The class was on Native Americans. Every time the professor would introduce a new era or a new tribe, he would include this phrase in the list of what they planted and how they governed and what they believed.
“They loved their children just as much as we love our children.”
It made Native Americans more relatable and less “other.” Recognizing that we were talking about people with a deep capacity for love made the Trail of Tears more gut wrenching. It made what our government did to them more devastating. It made the separating of families more agonizing.
This past week, as all of our awareness about what was happening at the U.S./ Mexico border was growing, I kept thinking about what my professor said. I sat with the truth that these parents love their children just as much as we love our children.
For the people who are able to justify our nation’s policies, I have to think that they just don’t see these refugees and asylum seekers and desperate immigrants as fully human. It would be easier to hear about these cruel separations if you thought these parents weren’t the same kind of parents that you are. It would be easier to look the other way if you saw them as “illegals” instead of as desperate moms.
I have to think that a lot of this has to do with race in our country. I wonder if white children would be torn from their parents’ arms and placed in “tender age” facilities. If the children trying to come into our country looked more like the ruling majority, would they be sleeping on warehouse floors?
One thing I noticed on social media this past week was a distinctive reaction based on race in regard to Trump’s immigration policy.
Many white people, myself included, were horrified. They stated that “this isn’t who America is” and demanded that we stop separating families.
People of color were more exasperated, stating that “America has been busting up families since our founding: African babies sold, Native American children sent away, Japanese American families separated. We’ve been telling y’all this. I guess you’ll believe us now.”
As a nation, the white ruling class has a long history of busting up families that don’t look like ours. We maintain emotional distance by seeing people with brown and black skin as “other.” If they are viewed as different from us, then it makes it easier to deny them rights: to freedom, to vote, to work, to raise their own children, to thrive.

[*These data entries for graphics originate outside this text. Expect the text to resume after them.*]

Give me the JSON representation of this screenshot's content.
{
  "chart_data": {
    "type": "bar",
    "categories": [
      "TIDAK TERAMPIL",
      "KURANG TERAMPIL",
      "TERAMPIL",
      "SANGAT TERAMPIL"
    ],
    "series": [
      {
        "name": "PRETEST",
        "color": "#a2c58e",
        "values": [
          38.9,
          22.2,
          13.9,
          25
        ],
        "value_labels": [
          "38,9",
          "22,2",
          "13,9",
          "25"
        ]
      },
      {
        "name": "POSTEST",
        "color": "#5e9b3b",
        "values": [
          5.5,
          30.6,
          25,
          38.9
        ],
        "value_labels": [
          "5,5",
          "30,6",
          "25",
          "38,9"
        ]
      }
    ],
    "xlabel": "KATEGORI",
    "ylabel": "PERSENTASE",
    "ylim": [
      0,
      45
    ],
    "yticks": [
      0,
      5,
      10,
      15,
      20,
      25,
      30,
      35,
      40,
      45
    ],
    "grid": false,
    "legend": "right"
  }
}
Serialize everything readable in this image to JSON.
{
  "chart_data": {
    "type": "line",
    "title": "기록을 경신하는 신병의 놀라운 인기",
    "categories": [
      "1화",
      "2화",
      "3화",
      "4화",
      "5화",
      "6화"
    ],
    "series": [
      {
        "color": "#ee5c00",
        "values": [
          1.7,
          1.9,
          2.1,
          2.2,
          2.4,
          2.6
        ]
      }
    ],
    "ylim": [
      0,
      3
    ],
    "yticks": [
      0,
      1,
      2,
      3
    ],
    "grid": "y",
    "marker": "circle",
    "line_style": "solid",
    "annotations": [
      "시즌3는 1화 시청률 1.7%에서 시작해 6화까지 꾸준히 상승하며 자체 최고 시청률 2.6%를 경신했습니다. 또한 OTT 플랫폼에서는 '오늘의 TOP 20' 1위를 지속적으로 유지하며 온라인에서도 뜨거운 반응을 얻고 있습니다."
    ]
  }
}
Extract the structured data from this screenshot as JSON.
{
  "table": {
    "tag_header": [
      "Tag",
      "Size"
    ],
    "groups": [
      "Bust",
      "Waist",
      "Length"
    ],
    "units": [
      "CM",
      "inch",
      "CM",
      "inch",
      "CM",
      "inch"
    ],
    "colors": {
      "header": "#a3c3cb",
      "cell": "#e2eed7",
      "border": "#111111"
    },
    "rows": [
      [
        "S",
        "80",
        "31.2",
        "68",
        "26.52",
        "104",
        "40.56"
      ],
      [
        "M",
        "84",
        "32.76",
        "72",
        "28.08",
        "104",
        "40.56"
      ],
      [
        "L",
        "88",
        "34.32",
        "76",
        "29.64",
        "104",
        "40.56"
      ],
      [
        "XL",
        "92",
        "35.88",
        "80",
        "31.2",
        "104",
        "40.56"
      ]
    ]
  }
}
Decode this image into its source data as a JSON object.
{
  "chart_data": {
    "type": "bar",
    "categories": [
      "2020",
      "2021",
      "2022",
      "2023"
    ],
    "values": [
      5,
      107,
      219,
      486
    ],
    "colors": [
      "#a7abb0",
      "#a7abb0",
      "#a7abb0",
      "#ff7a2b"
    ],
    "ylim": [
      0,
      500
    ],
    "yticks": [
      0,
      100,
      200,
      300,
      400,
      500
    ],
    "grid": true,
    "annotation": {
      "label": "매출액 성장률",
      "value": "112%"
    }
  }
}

I can’t decide if the Trump administration doesn’t know that these parents love their children just as much as we love our children or if they simply don’t care.
I do know this: there are scared children in these facilities who are missing the sounds of their moms singing lullabies and the comfort of their hands on their brows. There are heartbroken mamas aching for the smell of their kids and the sweetness of their sleeping faces.
I know this because they love their children just as much as I love my children.
I want to sob reading this post. You are an AMAZING writer with a beautiful, compassionate soul. So happy to read your work. More please!!! We need more voices like yours to help make the world a better place.
Thank you, Anna, as asways. Karen
SHARING because EVERYONE needs to read these words. EVERYONE.
I love that your professor’s comment resonated so deeply in you (I assume for years), that it was available to come into this present. I love that your professor wove that phrase into their lecture (s?). Thank you for sharing that and for reinforcing that truth.